Maybe I should change the blog title to “Silverrose Cooks” with how much I post about food around these parts. Nevertheless, tonight I made a delicious thing, and it ISN’T entirely someone else’s recipe, so I thought to share.

The inspiration for the recipe was one that came with my farmer’s market pasta. It used asparagus–I currently lack asparagus, but the idea of using a bit of vinegar and finishing the pasta as I added a bunch of liquids seemed interesting, so I ran with it. I think I was meant to use balsamic–I tasted some red wine vinegar, though, and thought that went well with how I knew the marsala wine would work, so went that route instead.

Alas, I didn’t take pictures. I’m sure you’ve all seen brown and buttery mushrooms in your life. If you haven’t, you are missing way out.

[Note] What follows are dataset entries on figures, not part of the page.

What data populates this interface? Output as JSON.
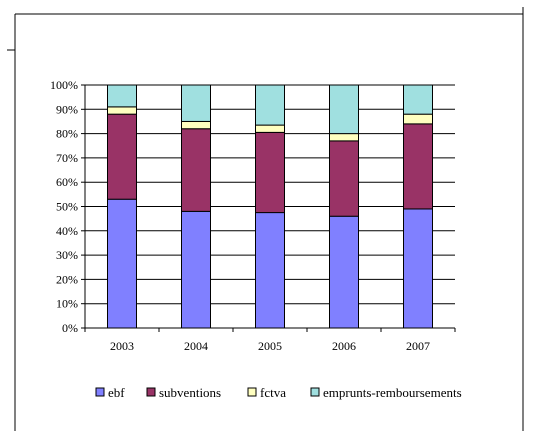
{
  "chart_data": {
    "type": "bar",
    "stacked": true,
    "percent": true,
    "categories": [
      "2003",
      "2004",
      "2005",
      "2006",
      "2007"
    ],
    "series": [
      {
        "name": "ebf",
        "color": "#8080ff",
        "values": [
          53,
          48,
          47.5,
          46,
          49
        ]
      },
      {
        "name": "subventions",
        "color": "#993366",
        "values": [
          35,
          34,
          33,
          31,
          35
        ]
      },
      {
        "name": "fctva",
        "color": "#ffffc0",
        "values": [
          3,
          3,
          3,
          3,
          4
        ]
      },
      {
        "name": "emprunts-remboursements",
        "color": "#a0e0e0",
        "values": [
          9,
          15,
          16.5,
          20,
          12
        ]
      }
    ],
    "y_ticks": [
      "0%",
      "10%",
      "20%",
      "30%",
      "40%",
      "50%",
      "60%",
      "70%",
      "80%",
      "90%",
      "100%"
    ],
    "ylim": [
      0,
      100
    ],
    "grid": true,
    "legend_position": "bottom",
    "title": "",
    "xlabel": "",
    "ylabel": ""
  }
}
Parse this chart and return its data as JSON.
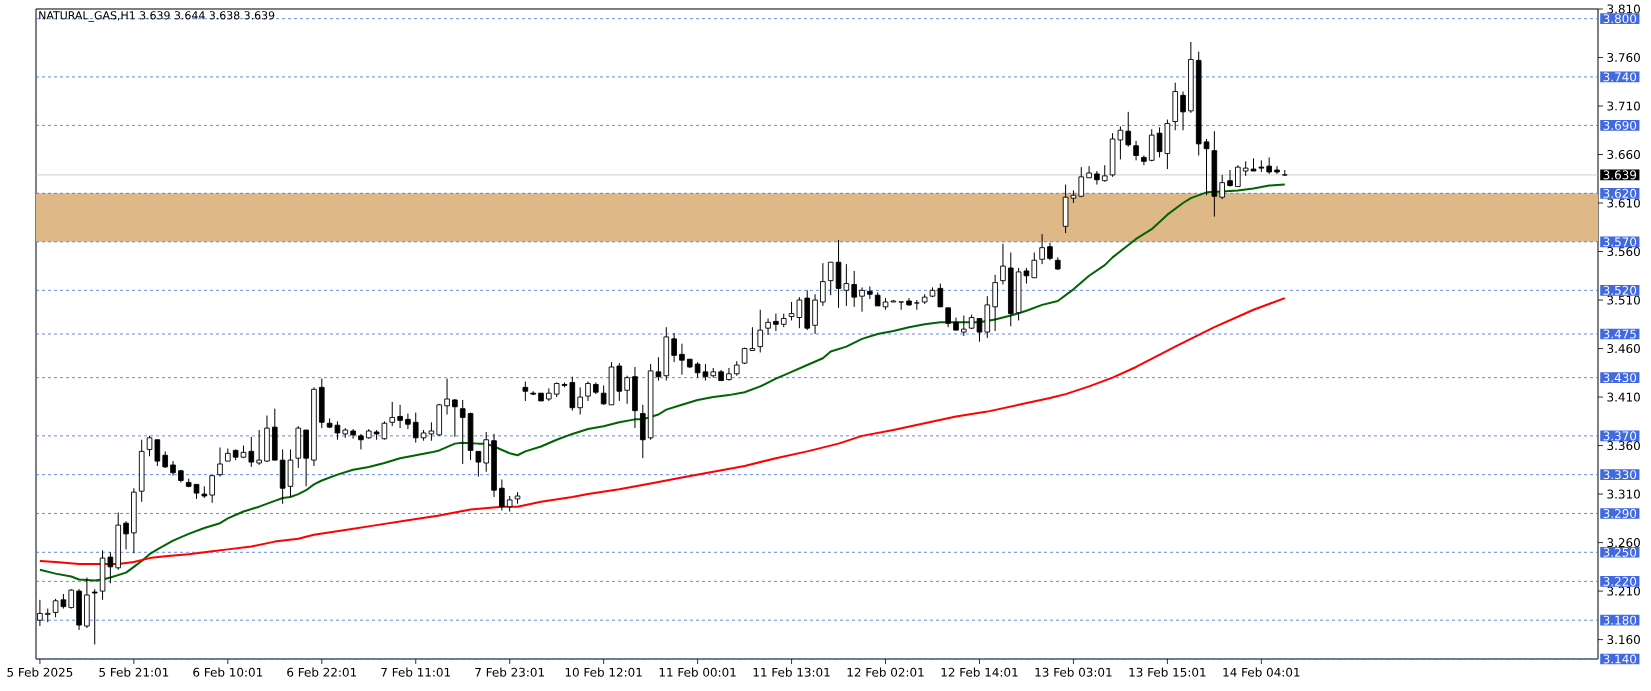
{
  "chart_data": {
    "type": "candlestick",
    "title": "NATURAL_GAS,H1  3.639 3.644 3.638 3.639",
    "categories": [
      "5 Feb 2025",
      null,
      null,
      null,
      null,
      null,
      null,
      null,
      null,
      null,
      null,
      null,
      "5 Feb 21:01",
      null,
      null,
      null,
      null,
      null,
      null,
      null,
      null,
      null,
      null,
      null,
      "6 Feb 10:01",
      null,
      null,
      null,
      null,
      null,
      null,
      null,
      null,
      null,
      null,
      null,
      "6 Feb 22:01",
      null,
      null,
      null,
      null,
      null,
      null,
      null,
      null,
      null,
      null,
      null,
      "7 Feb 11:01",
      null,
      null,
      null,
      null,
      null,
      null,
      null,
      null,
      null,
      null,
      null,
      "7 Feb 23:01",
      null,
      null,
      null,
      null,
      null,
      null,
      null,
      null,
      null,
      null,
      null,
      "10 Feb 12:01",
      null,
      null,
      null,
      null,
      null,
      null,
      null,
      null,
      null,
      null,
      null,
      "11 Feb 00:01",
      null,
      null,
      null,
      null,
      null,
      null,
      null,
      null,
      null,
      null,
      null,
      "11 Feb 13:01",
      null,
      null,
      null,
      null,
      null,
      null,
      null,
      null,
      null,
      null,
      null,
      "12 Feb 02:01",
      null,
      null,
      null,
      null,
      null,
      null,
      null,
      null,
      null,
      null,
      null,
      "12 Feb 14:01",
      null,
      null,
      null,
      null,
      null,
      null,
      null,
      null,
      null,
      null,
      null,
      "13 Feb 03:01",
      null,
      null,
      null,
      null,
      null,
      null,
      null,
      null,
      null,
      null,
      null,
      "13 Feb 15:01",
      null,
      null,
      null,
      null,
      null,
      null,
      null,
      null,
      null,
      null,
      null,
      "14 Feb 04:01",
      null,
      null,
      null
    ],
    "ohlc": [
      [
        3.18,
        3.201,
        3.174,
        3.187
      ],
      [
        3.186,
        3.192,
        3.178,
        3.187
      ],
      [
        3.188,
        3.202,
        3.183,
        3.2
      ],
      [
        3.201,
        3.207,
        3.192,
        3.194
      ],
      [
        3.193,
        3.212,
        3.192,
        3.211
      ],
      [
        3.21,
        3.212,
        3.17,
        3.175
      ],
      [
        3.174,
        3.224,
        3.172,
        3.206
      ],
      [
        3.209,
        3.212,
        3.155,
        3.208
      ],
      [
        3.21,
        3.252,
        3.201,
        3.244
      ],
      [
        3.245,
        3.25,
        3.218,
        3.235
      ],
      [
        3.234,
        3.291,
        3.232,
        3.278
      ],
      [
        3.28,
        3.282,
        3.253,
        3.269
      ],
      [
        3.27,
        3.316,
        3.249,
        3.312
      ],
      [
        3.313,
        3.366,
        3.302,
        3.354
      ],
      [
        3.356,
        3.37,
        3.349,
        3.368
      ],
      [
        3.366,
        3.366,
        3.339,
        3.344
      ],
      [
        3.35,
        3.354,
        3.337,
        3.338
      ],
      [
        3.34,
        3.344,
        3.329,
        3.332
      ],
      [
        3.334,
        3.335,
        3.322,
        3.324
      ],
      [
        3.322,
        3.326,
        3.317,
        3.318
      ],
      [
        3.32,
        3.32,
        3.305,
        3.311
      ],
      [
        3.31,
        3.318,
        3.306,
        3.308
      ],
      [
        3.309,
        3.329,
        3.301,
        3.329
      ],
      [
        3.33,
        3.358,
        3.328,
        3.341
      ],
      [
        3.344,
        3.357,
        3.344,
        3.352
      ],
      [
        3.355,
        3.356,
        3.345,
        3.348
      ],
      [
        3.348,
        3.36,
        3.347,
        3.353
      ],
      [
        3.354,
        3.369,
        3.338,
        3.343
      ],
      [
        3.342,
        3.376,
        3.34,
        3.345
      ],
      [
        3.344,
        3.391,
        3.343,
        3.378
      ],
      [
        3.379,
        3.398,
        3.345,
        3.345
      ],
      [
        3.345,
        3.356,
        3.3,
        3.316
      ],
      [
        3.318,
        3.356,
        3.307,
        3.345
      ],
      [
        3.347,
        3.38,
        3.337,
        3.378
      ],
      [
        3.376,
        3.376,
        3.318,
        3.347
      ],
      [
        3.345,
        3.42,
        3.339,
        3.418
      ],
      [
        3.42,
        3.429,
        3.378,
        3.384
      ],
      [
        3.383,
        3.388,
        3.378,
        3.379
      ],
      [
        3.381,
        3.385,
        3.366,
        3.373
      ],
      [
        3.372,
        3.378,
        3.368,
        3.376
      ],
      [
        3.375,
        3.377,
        3.367,
        3.371
      ],
      [
        3.37,
        3.372,
        3.356,
        3.366
      ],
      [
        3.368,
        3.377,
        3.367,
        3.375
      ],
      [
        3.374,
        3.376,
        3.366,
        3.372
      ],
      [
        3.367,
        3.385,
        3.366,
        3.383
      ],
      [
        3.384,
        3.405,
        3.38,
        3.389
      ],
      [
        3.39,
        3.402,
        3.378,
        3.386
      ],
      [
        3.387,
        3.393,
        3.377,
        3.382
      ],
      [
        3.384,
        3.394,
        3.363,
        3.368
      ],
      [
        3.368,
        3.376,
        3.365,
        3.373
      ],
      [
        3.372,
        3.384,
        3.365,
        3.375
      ],
      [
        3.371,
        3.403,
        3.37,
        3.402
      ],
      [
        3.401,
        3.429,
        3.392,
        3.408
      ],
      [
        3.407,
        3.408,
        3.369,
        3.4
      ],
      [
        3.398,
        3.407,
        3.341,
        3.389
      ],
      [
        3.393,
        3.394,
        3.345,
        3.355
      ],
      [
        3.354,
        3.354,
        3.328,
        3.343
      ],
      [
        3.342,
        3.374,
        3.333,
        3.366
      ],
      [
        3.365,
        3.372,
        3.307,
        3.314
      ],
      [
        3.316,
        3.325,
        3.293,
        3.297
      ],
      [
        3.297,
        3.308,
        3.292,
        3.304
      ],
      [
        3.305,
        3.312,
        3.3,
        3.308
      ],
      [
        3.42,
        3.426,
        3.406,
        3.416
      ],
      [
        3.414,
        3.416,
        3.412,
        3.413
      ],
      [
        3.414,
        3.414,
        3.406,
        3.406
      ],
      [
        3.408,
        3.419,
        3.406,
        3.414
      ],
      [
        3.413,
        3.425,
        3.41,
        3.424
      ],
      [
        3.423,
        3.425,
        3.42,
        3.422
      ],
      [
        3.425,
        3.431,
        3.396,
        3.399
      ],
      [
        3.399,
        3.42,
        3.392,
        3.41
      ],
      [
        3.411,
        3.426,
        3.406,
        3.424
      ],
      [
        3.423,
        3.425,
        3.413,
        3.415
      ],
      [
        3.414,
        3.422,
        3.402,
        3.403
      ],
      [
        3.402,
        3.446,
        3.402,
        3.441
      ],
      [
        3.442,
        3.445,
        3.406,
        3.416
      ],
      [
        3.417,
        3.432,
        3.403,
        3.43
      ],
      [
        3.431,
        3.441,
        3.378,
        3.396
      ],
      [
        3.393,
        3.402,
        3.347,
        3.366
      ],
      [
        3.368,
        3.444,
        3.366,
        3.437
      ],
      [
        3.436,
        3.451,
        3.427,
        3.431
      ],
      [
        3.432,
        3.482,
        3.427,
        3.472
      ],
      [
        3.47,
        3.476,
        3.446,
        3.453
      ],
      [
        3.454,
        3.465,
        3.433,
        3.448
      ],
      [
        3.449,
        3.449,
        3.44,
        3.441
      ],
      [
        3.444,
        3.446,
        3.43,
        3.435
      ],
      [
        3.436,
        3.444,
        3.427,
        3.431
      ],
      [
        3.432,
        3.44,
        3.43,
        3.436
      ],
      [
        3.436,
        3.438,
        3.427,
        3.427
      ],
      [
        3.428,
        3.44,
        3.427,
        3.434
      ],
      [
        3.434,
        3.447,
        3.432,
        3.443
      ],
      [
        3.445,
        3.461,
        3.444,
        3.46
      ],
      [
        3.458,
        3.482,
        3.458,
        3.46
      ],
      [
        3.462,
        3.5,
        3.456,
        3.479
      ],
      [
        3.481,
        3.491,
        3.474,
        3.487
      ],
      [
        3.488,
        3.496,
        3.478,
        3.485
      ],
      [
        3.485,
        3.496,
        3.482,
        3.491
      ],
      [
        3.493,
        3.508,
        3.489,
        3.496
      ],
      [
        3.492,
        3.513,
        3.481,
        3.51
      ],
      [
        3.512,
        3.52,
        3.479,
        3.481
      ],
      [
        3.484,
        3.516,
        3.475,
        3.51
      ],
      [
        3.508,
        3.548,
        3.504,
        3.529
      ],
      [
        3.53,
        3.549,
        3.515,
        3.549
      ],
      [
        3.549,
        3.572,
        3.502,
        3.522
      ],
      [
        3.52,
        3.547,
        3.504,
        3.527
      ],
      [
        3.526,
        3.54,
        3.503,
        3.513
      ],
      [
        3.514,
        3.523,
        3.498,
        3.52
      ],
      [
        3.519,
        3.524,
        3.511,
        3.516
      ],
      [
        3.515,
        3.518,
        3.504,
        3.504
      ],
      [
        3.503,
        3.512,
        3.5,
        3.508
      ],
      [
        3.508,
        3.51,
        3.508,
        3.509
      ],
      [
        3.508,
        3.508,
        3.5,
        3.508
      ],
      [
        3.509,
        3.512,
        3.504,
        3.505
      ],
      [
        3.507,
        3.51,
        3.5,
        3.507
      ],
      [
        3.508,
        3.516,
        3.506,
        3.513
      ],
      [
        3.514,
        3.523,
        3.513,
        3.52
      ],
      [
        3.522,
        3.527,
        3.503,
        3.503
      ],
      [
        3.502,
        3.502,
        3.482,
        3.486
      ],
      [
        3.487,
        3.492,
        3.479,
        3.479
      ],
      [
        3.477,
        3.494,
        3.473,
        3.48
      ],
      [
        3.481,
        3.495,
        3.48,
        3.492
      ],
      [
        3.491,
        3.491,
        3.467,
        3.477
      ],
      [
        3.477,
        3.514,
        3.471,
        3.505
      ],
      [
        3.503,
        3.536,
        3.478,
        3.528
      ],
      [
        3.53,
        3.568,
        3.526,
        3.545
      ],
      [
        3.543,
        3.559,
        3.483,
        3.496
      ],
      [
        3.497,
        3.543,
        3.489,
        3.539
      ],
      [
        3.54,
        3.543,
        3.527,
        3.535
      ],
      [
        3.533,
        3.559,
        3.533,
        3.551
      ],
      [
        3.552,
        3.578,
        3.547,
        3.564
      ],
      [
        3.565,
        3.569,
        3.551,
        3.553
      ],
      [
        3.551,
        3.554,
        3.541,
        3.542
      ],
      [
        3.586,
        3.629,
        3.579,
        3.616
      ],
      [
        3.615,
        3.623,
        3.61,
        3.618
      ],
      [
        3.617,
        3.647,
        3.616,
        3.637
      ],
      [
        3.636,
        3.648,
        3.636,
        3.641
      ],
      [
        3.64,
        3.643,
        3.629,
        3.634
      ],
      [
        3.633,
        3.649,
        3.632,
        3.638
      ],
      [
        3.639,
        3.682,
        3.637,
        3.676
      ],
      [
        3.675,
        3.689,
        3.655,
        3.685
      ],
      [
        3.684,
        3.704,
        3.668,
        3.67
      ],
      [
        3.669,
        3.674,
        3.654,
        3.659
      ],
      [
        3.657,
        3.659,
        3.649,
        3.653
      ],
      [
        3.654,
        3.686,
        3.653,
        3.68
      ],
      [
        3.682,
        3.688,
        3.657,
        3.663
      ],
      [
        3.661,
        3.696,
        3.645,
        3.692
      ],
      [
        3.694,
        3.734,
        3.685,
        3.725
      ],
      [
        3.721,
        3.725,
        3.685,
        3.704
      ],
      [
        3.705,
        3.776,
        3.703,
        3.758
      ],
      [
        3.757,
        3.766,
        3.659,
        3.671
      ],
      [
        3.673,
        3.676,
        3.618,
        3.666
      ],
      [
        3.664,
        3.684,
        3.596,
        3.617
      ],
      [
        3.616,
        3.639,
        3.614,
        3.631
      ],
      [
        3.633,
        3.644,
        3.627,
        3.628
      ],
      [
        3.627,
        3.649,
        3.627,
        3.647
      ],
      [
        3.643,
        3.653,
        3.638,
        3.646
      ],
      [
        3.645,
        3.656,
        3.643,
        3.643
      ],
      [
        3.647,
        3.654,
        3.642,
        3.646
      ],
      [
        3.648,
        3.657,
        3.64,
        3.642
      ],
      [
        3.644,
        3.648,
        3.64,
        3.642
      ],
      [
        3.639,
        3.644,
        3.638,
        3.639
      ]
    ],
    "series": [
      {
        "type": "line",
        "color": "#006400",
        "values": [
          3.232,
          null,
          3.228,
          null,
          3.225,
          3.222,
          null,
          3.221,
          3.222,
          3.224,
          null,
          3.229,
          3.235,
          3.241,
          3.248,
          3.253,
          null,
          3.262,
          null,
          3.269,
          null,
          3.275,
          null,
          3.28,
          3.285,
          null,
          3.292,
          null,
          3.297,
          null,
          3.303,
          3.306,
          3.307,
          3.31,
          3.314,
          3.32,
          3.324,
          null,
          3.33,
          null,
          3.335,
          null,
          3.338,
          null,
          3.342,
          null,
          3.347,
          null,
          3.35,
          null,
          3.353,
          3.355,
          null,
          3.362,
          3.363,
          null,
          3.362,
          3.362,
          3.359,
          null,
          3.352,
          3.35,
          3.354,
          null,
          3.359,
          null,
          3.366,
          null,
          3.372,
          null,
          3.377,
          null,
          3.38,
          null,
          3.384,
          null,
          3.387,
          3.387,
          null,
          3.392,
          3.397,
          null,
          3.402,
          null,
          3.407,
          null,
          3.41,
          null,
          3.412,
          null,
          3.415,
          null,
          3.421,
          null,
          3.429,
          null,
          3.436,
          null,
          3.443,
          null,
          3.45,
          3.457,
          null,
          3.462,
          null,
          3.47,
          null,
          3.475,
          null,
          3.478,
          null,
          3.482,
          null,
          3.485,
          null,
          3.487,
          3.487,
          null,
          3.487,
          null,
          3.487,
          null,
          3.49,
          null,
          3.494,
          null,
          3.499,
          null,
          3.505,
          null,
          3.509,
          null,
          3.521,
          null,
          3.535,
          null,
          3.546,
          3.554,
          null,
          null,
          3.573,
          null,
          3.583,
          null,
          3.598,
          null,
          3.61,
          3.615,
          3.618,
          3.621,
          null,
          3.622,
          null,
          3.623,
          null,
          3.625,
          null,
          3.628,
          null,
          3.629
        ]
      },
      {
        "type": "line",
        "color": "#ff0000",
        "values": [
          3.241,
          null,
          3.24,
          null,
          null,
          3.238,
          null,
          null,
          3.238,
          null,
          3.238,
          null,
          3.24,
          null,
          3.244,
          null,
          3.246,
          null,
          null,
          3.248,
          null,
          null,
          3.251,
          null,
          3.253,
          null,
          null,
          3.256,
          null,
          null,
          3.261,
          null,
          null,
          3.264,
          null,
          3.268,
          null,
          null,
          null,
          3.273,
          null,
          null,
          null,
          3.278,
          null,
          null,
          null,
          3.283,
          null,
          null,
          null,
          3.288,
          null,
          null,
          null,
          3.294,
          null,
          null,
          null,
          3.297,
          null,
          3.297,
          null,
          null,
          3.302,
          null,
          null,
          null,
          3.307,
          null,
          3.31,
          null,
          null,
          null,
          3.315,
          null,
          null,
          null,
          3.321,
          null,
          null,
          null,
          3.327,
          null,
          null,
          null,
          3.333,
          null,
          null,
          null,
          3.339,
          null,
          null,
          null,
          3.347,
          null,
          null,
          null,
          3.354,
          null,
          null,
          null,
          3.362,
          null,
          null,
          3.37,
          null,
          null,
          null,
          3.376,
          null,
          null,
          null,
          3.383,
          null,
          null,
          null,
          3.39,
          null,
          null,
          null,
          3.395,
          null,
          null,
          null,
          3.402,
          null,
          null,
          null,
          3.409,
          null,
          3.413,
          null,
          null,
          3.421,
          null,
          null,
          3.43,
          null,
          null,
          3.441,
          null,
          null,
          null,
          null,
          3.462,
          null,
          null,
          null,
          null,
          3.482,
          null,
          null,
          null,
          null,
          3.5,
          null,
          null,
          null,
          3.512
        ]
      }
    ],
    "ylim": [
      3.14,
      3.81
    ],
    "yticks": [
      {
        "value": 3.16,
        "label": "3.160"
      },
      {
        "value": 3.21,
        "label": "3.210"
      },
      {
        "value": 3.26,
        "label": "3.260"
      },
      {
        "value": 3.31,
        "label": "3.310"
      },
      {
        "value": 3.36,
        "label": "3.360"
      },
      {
        "value": 3.41,
        "label": "3.410"
      },
      {
        "value": 3.46,
        "label": "3.460"
      },
      {
        "value": 3.51,
        "label": "3.510"
      },
      {
        "value": 3.56,
        "label": "3.560"
      },
      {
        "value": 3.61,
        "label": "3.610"
      },
      {
        "value": 3.66,
        "label": "3.660"
      },
      {
        "value": 3.71,
        "label": "3.710"
      },
      {
        "value": 3.76,
        "label": "3.760"
      },
      {
        "value": 3.81,
        "label": "3.810"
      }
    ],
    "bands": [
      {
        "axis": "y",
        "from": 3.57,
        "to": 3.62,
        "color": "#deb887"
      }
    ],
    "ref_lines": [
      {
        "axis": "y",
        "value": 3.8,
        "label": "3.800",
        "color": "#4169e1",
        "line_style": "dashed"
      },
      {
        "axis": "y",
        "value": 3.74,
        "label": "3.740",
        "color": "#4169e1",
        "line_style": "dashed"
      },
      {
        "axis": "y",
        "value": 3.69,
        "label": "3.690",
        "color": "#4169e1",
        "line_style": "dashed"
      },
      {
        "axis": "y",
        "value": 3.639,
        "label": "3.639",
        "color": "#c0c0c0",
        "line_style": "solid"
      },
      {
        "axis": "y",
        "value": 3.62,
        "label": "3.620",
        "color": "#4169e1",
        "line_style": "dashed"
      },
      {
        "axis": "y",
        "value": 3.57,
        "label": "3.570",
        "color": "#4169e1",
        "line_style": "dashed"
      },
      {
        "axis": "y",
        "value": 3.52,
        "label": "3.520",
        "color": "#4169e1",
        "line_style": "dashed"
      },
      {
        "axis": "y",
        "value": 3.475,
        "label": "3.475",
        "color": "#4169e1",
        "line_style": "dashed"
      },
      {
        "axis": "y",
        "value": 3.43,
        "label": "3.430",
        "color": "#4169e1",
        "line_style": "dashed"
      },
      {
        "axis": "y",
        "value": 3.37,
        "label": "3.370",
        "color": "#4169e1",
        "line_style": "dashed"
      },
      {
        "axis": "y",
        "value": 3.33,
        "label": "3.330",
        "color": "#4169e1",
        "line_style": "dashed"
      },
      {
        "axis": "y",
        "value": 3.29,
        "label": "3.290",
        "color": "#4169e1",
        "line_style": "dashed"
      },
      {
        "axis": "y",
        "value": 3.25,
        "label": "3.250",
        "color": "#4169e1",
        "line_style": "dashed"
      },
      {
        "axis": "y",
        "value": 3.22,
        "label": "3.220",
        "color": "#4169e1",
        "line_style": "dashed"
      },
      {
        "axis": "y",
        "value": 3.18,
        "label": "3.180",
        "color": "#4169e1",
        "line_style": "dashed"
      },
      {
        "axis": "y",
        "value": 3.14,
        "label": "3.140",
        "color": "#4169e1",
        "line_style": "dashed"
      }
    ]
  }
}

Mushroom and Onion Marsala Pasta


  • Button mushrooms, sliced – 3/4 lb
  • one small onion, or quarter of a large one, diced
  • 3 TBsp butter
  • 1-2 cloves garlic, minced or pressed
  • 4 oz dry fettuccine noodles–I used garlic pasta from my local farmer’s market
  • salt and fresh ground black pepper, to taste
  • 1/4 cup Marsala
  • 1/4 cup stock*
  • 1 tsp red wine vinegar
  • crushed red pepper flakes (optional, based off spice preference)


  1. Bring pot of well-salted water to boil. Place noodles in, and cook until al dente. Drain, reserving roughly 1/8 cup of pasta water.
  2. In cast iron or heavy bottomed pan (10-12″), melt 2 TBsp of butter. Put mushrooms and onion in pan and cook until liquid mushrooms give off is mostly evaporated, stirring occasionally.
  3. Add Marsala wine and garlic together. Cook until most of the Marsala has evaporated.
  4. Add in stock, vinegar, reserved pasta water, and pasta in all at once. Add last TBsp of butter. Stir, adding in red pepper flakes if desired. Once most of liquid is gone, remove from heat.
  5. Plate! Salt and pepper to taste, and enjoy. πŸ™‚

The longest part is probably just waiting on the mushrooms to stop releasing all their liquids–they’re pretty juicy buggers. This is pretty important, though, because once they’ve done that, they get to soak up all the lovely liquids you throw in afterwards.

Yes, I do still knit. I’m currently on the last sleeve of Lizette.


*I used homemade mushroom stock. It took a while to make, but it is very tasty. Chicken or veal stock would be excellent substitutes if you do not happen to have mushroom stock; nonhomemade mushroom stock would work as well.